I recently had dinner with friends of mine who spent most of their lives in the former Soviet Union (Now, Russia). We found ourselves discussing the demeanor of a teacher their daughter (who happens to be my newest intern) had in their local public school. These parents, who are intelligent and reasonable people, were appalled at the teacher's casual approach; the man often sat on a table in the front of the room, rather than in a chair. Not knowing the man and never having seen him teach, I tried to defend him (mind you, I never had the experience of seeing him carry out these behaviors, and what one teacher can pull off and do with grace and elegance another cannot even attempt without instantly giving the students the sense that they're watching a buffoon).

I expressed that I would rather see a teacher sit on the edge of his desk in the front (or nearby table) so that he could make eye contact with all students, including the ones who might otherwise have a relatively easy time hiding in the back, over a teacher who sits elegantly at his desk while giving his lecture to the first couple of rows and whoever else he could occasionally glimpse when a front-row student sneezed or moved positions unexpectedly.
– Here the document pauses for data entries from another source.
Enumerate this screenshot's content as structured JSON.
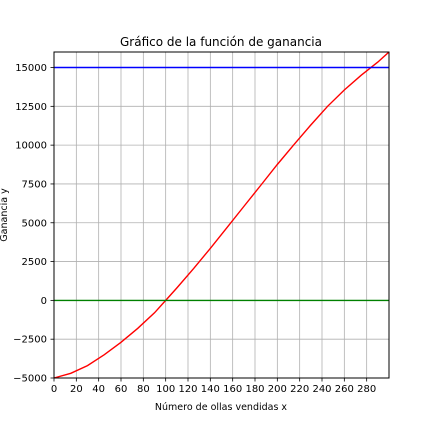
{
  "chart_data": {
    "type": "line",
    "title": "Gráfico de la función de ganancia",
    "xlabel": "Número de ollas vendidas x",
    "ylabel": "Ganancia y",
    "xlim": [
      0,
      300
    ],
    "ylim": [
      -5000,
      16000
    ],
    "grid": true,
    "x_ticks": [
      0,
      20,
      40,
      60,
      80,
      100,
      120,
      140,
      160,
      180,
      200,
      220,
      240,
      260,
      280
    ],
    "y_ticks": [
      -5000,
      -2500,
      0,
      2500,
      5000,
      7500,
      10000,
      12500,
      15000
    ],
    "x_tick_labels": [
      "0",
      "20",
      "40",
      "60",
      "80",
      "100",
      "120",
      "140",
      "160",
      "180",
      "200",
      "220",
      "240",
      "260",
      "280"
    ],
    "y_tick_labels": [
      "−5000",
      "−2500",
      "0",
      "2500",
      "5000",
      "7500",
      "10000",
      "12500",
      "15000"
    ],
    "series": [
      {
        "color": "#ff0000",
        "x": [
          0,
          15,
          30,
          45,
          60,
          75,
          90,
          100,
          110,
          125,
          140,
          155,
          170,
          185,
          200,
          215,
          230,
          245,
          260,
          275,
          290,
          300
        ],
        "y": [
          -5000,
          -4700,
          -4200,
          -3500,
          -2700,
          -1800,
          -800,
          0,
          800,
          2050,
          3350,
          4700,
          6050,
          7400,
          8750,
          10050,
          11300,
          12500,
          13550,
          14500,
          15350,
          16000
        ]
      },
      {
        "color": "#0000ff",
        "x": [
          0,
          300
        ],
        "y": [
          15000,
          15000
        ]
      },
      {
        "color": "#008000",
        "x": [
          0,
          300
        ],
        "y": [
          0,
          0
        ]
      }
    ]
  }
}
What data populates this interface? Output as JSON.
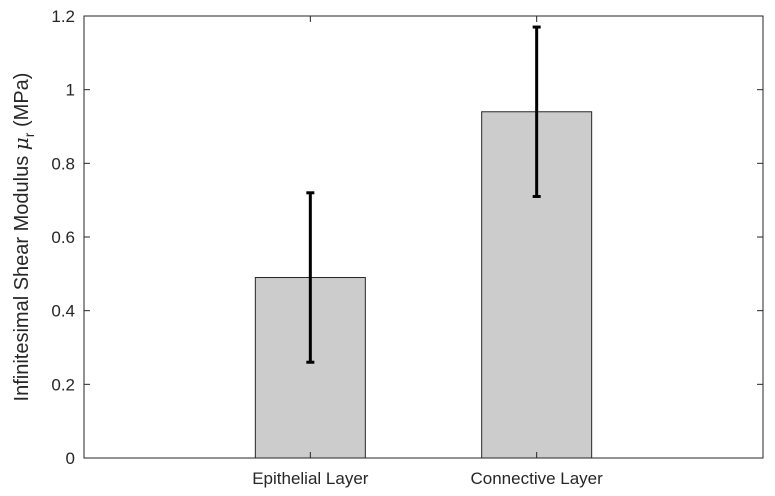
{
  "chart_data": {
    "type": "bar",
    "categories": [
      "Epithelial Layer",
      "Connective Layer"
    ],
    "values": [
      0.49,
      0.94
    ],
    "error_low": [
      0.26,
      0.71
    ],
    "error_high": [
      0.72,
      1.17
    ],
    "ylim": [
      0,
      1.2
    ],
    "yticks": [
      0,
      0.2,
      0.4,
      0.6,
      0.8,
      1,
      1.2
    ],
    "ytick_labels": [
      "0",
      "0.2",
      "0.4",
      "0.6",
      "0.8",
      "1",
      "1.2"
    ],
    "xlim": [
      0,
      3
    ],
    "bar_positions": [
      1,
      2
    ],
    "ylabel": {
      "prefix": "Infinitesimal Shear Modulus ",
      "symbol": "μ",
      "subscript": "r",
      "suffix": " (MPa)"
    },
    "bar_color": "#cccccc",
    "bar_edge_color": "#262626",
    "error_color": "#000000",
    "grid": false
  }
}
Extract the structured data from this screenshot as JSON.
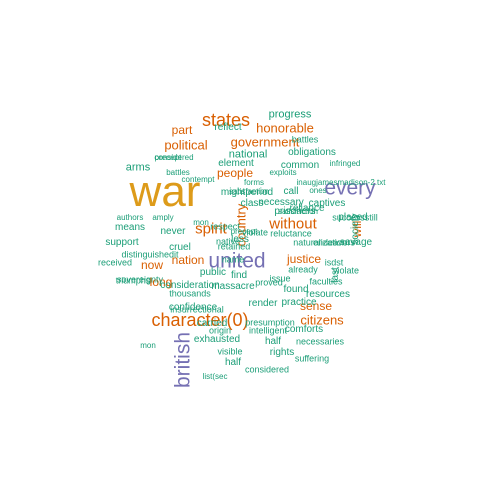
{
  "colors": {
    "gold": "#dd9b1a",
    "orange": "#d95f02",
    "green": "#1b9e77",
    "purple": "#7570b3"
  },
  "words": [
    "war",
    "united",
    "every",
    "character(0)",
    "british",
    "states",
    "honorable",
    "without",
    "spirit",
    "government",
    "political",
    "part",
    "people",
    "citizens",
    "justice",
    "sense",
    "nation",
    "long",
    "now",
    "country",
    "last",
    "progress",
    "reflect",
    "national",
    "arms",
    "obligations",
    "common",
    "element",
    "considered",
    "will",
    "mightperiod",
    "necessary",
    "call",
    "captives",
    "placed",
    "class",
    "prisoners",
    "carried",
    "means",
    "never",
    "support",
    "society",
    "savage",
    "less",
    "cruel",
    "reliance",
    "public",
    "find",
    "consideration",
    "massacre",
    "found",
    "practice",
    "resources",
    "confidence",
    "render",
    "comforts",
    "exhausted",
    "half",
    "half",
    "rights",
    "battles",
    "respect",
    "name",
    "native",
    "violate",
    "reluctance",
    "isdst",
    "endeavors",
    "violate",
    "already",
    "issue",
    "faculties",
    "successstill",
    "naturalization",
    "proved",
    "retained",
    "distinguishedit",
    "received",
    "triumphs",
    "sovereignty",
    "thousands",
    "insurrectional",
    "origin",
    "presumption",
    "intelligent",
    "necessaries",
    "suffering",
    "visible",
    "considered",
    "list(sec",
    "contempt",
    "precept",
    "battles",
    "forms",
    "satisfaction",
    "exploits",
    "infringed",
    "inaugjamesmadison-2.txt",
    "ones",
    "amply",
    "authors",
    "mon",
    "satisfaction",
    "precept",
    "mon"
  ]
}
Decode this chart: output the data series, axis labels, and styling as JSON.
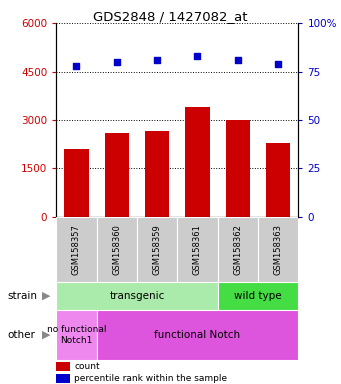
{
  "title": "GDS2848 / 1427082_at",
  "samples": [
    "GSM158357",
    "GSM158360",
    "GSM158359",
    "GSM158361",
    "GSM158362",
    "GSM158363"
  ],
  "counts": [
    2100,
    2600,
    2650,
    3400,
    3000,
    2300
  ],
  "percentiles": [
    78,
    80,
    81,
    83,
    81,
    79
  ],
  "ylim_left": [
    0,
    6000
  ],
  "ylim_right": [
    0,
    100
  ],
  "yticks_left": [
    0,
    1500,
    3000,
    4500,
    6000
  ],
  "ytick_labels_left": [
    "0",
    "1500",
    "3000",
    "4500",
    "6000"
  ],
  "yticks_right": [
    0,
    25,
    50,
    75,
    100
  ],
  "ytick_labels_right": [
    "0",
    "25",
    "50",
    "75",
    "100%"
  ],
  "bar_color": "#cc0000",
  "dot_color": "#0000cc",
  "strain_transgenic_color": "#aaeaaa",
  "strain_wildtype_color": "#44dd44",
  "other_nofunc_color": "#ee88ee",
  "other_func_color": "#dd55dd",
  "left_axis_color": "#cc0000",
  "right_axis_color": "#0000cc",
  "strain_label": "strain",
  "other_label": "other",
  "transgenic_label": "transgenic",
  "wildtype_label": "wild type",
  "nofunc_label": "no functional\nNotch1",
  "func_label": "functional Notch",
  "legend_count_label": "count",
  "legend_pct_label": "percentile rank within the sample",
  "n_transgenic": 4,
  "n_wildtype": 2,
  "n_nofunc": 1,
  "n_func": 5,
  "bg_color": "#ffffff",
  "label_box_color": "#cccccc",
  "arrow_color": "#888888"
}
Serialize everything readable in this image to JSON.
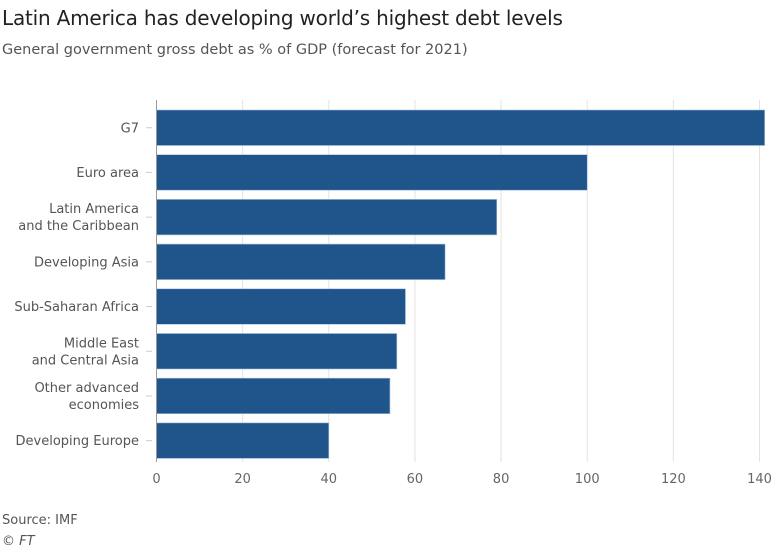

Most often – though not always – I would reserve judgment on the 'manners' of a particular teacher's seating habits until after a semester's results are in. If sitting on the table is an important element for a teacher in reaching more students in a classroom, well, I think that's a trade-off worth making; besides, it's never too early for students to learn a very important lesson: Among sophisticated societies, manners and etiquette are more complicated than a mere copy-the-role-model hierarchy; much is to be learned by developing understanding of the range of appropriate behaviors that are not uniform but are related to the various roles of the players. Hosts, for example, can end one phase of an evening by announcing, 'And now we shall sit down for dessert', while a guest typically should not; likewise a teacher need not raise a hand to interrupt a student's argument to help clarify a point, whereas a student typically should. Teachers have a more complicated task than does any particular student, and students should stay in their seats unless permission is granted to sit elsewhere, but teachers should get out of their seats, move about, and change vantage points, ruled by a combination of his/her teaching experience and instinct.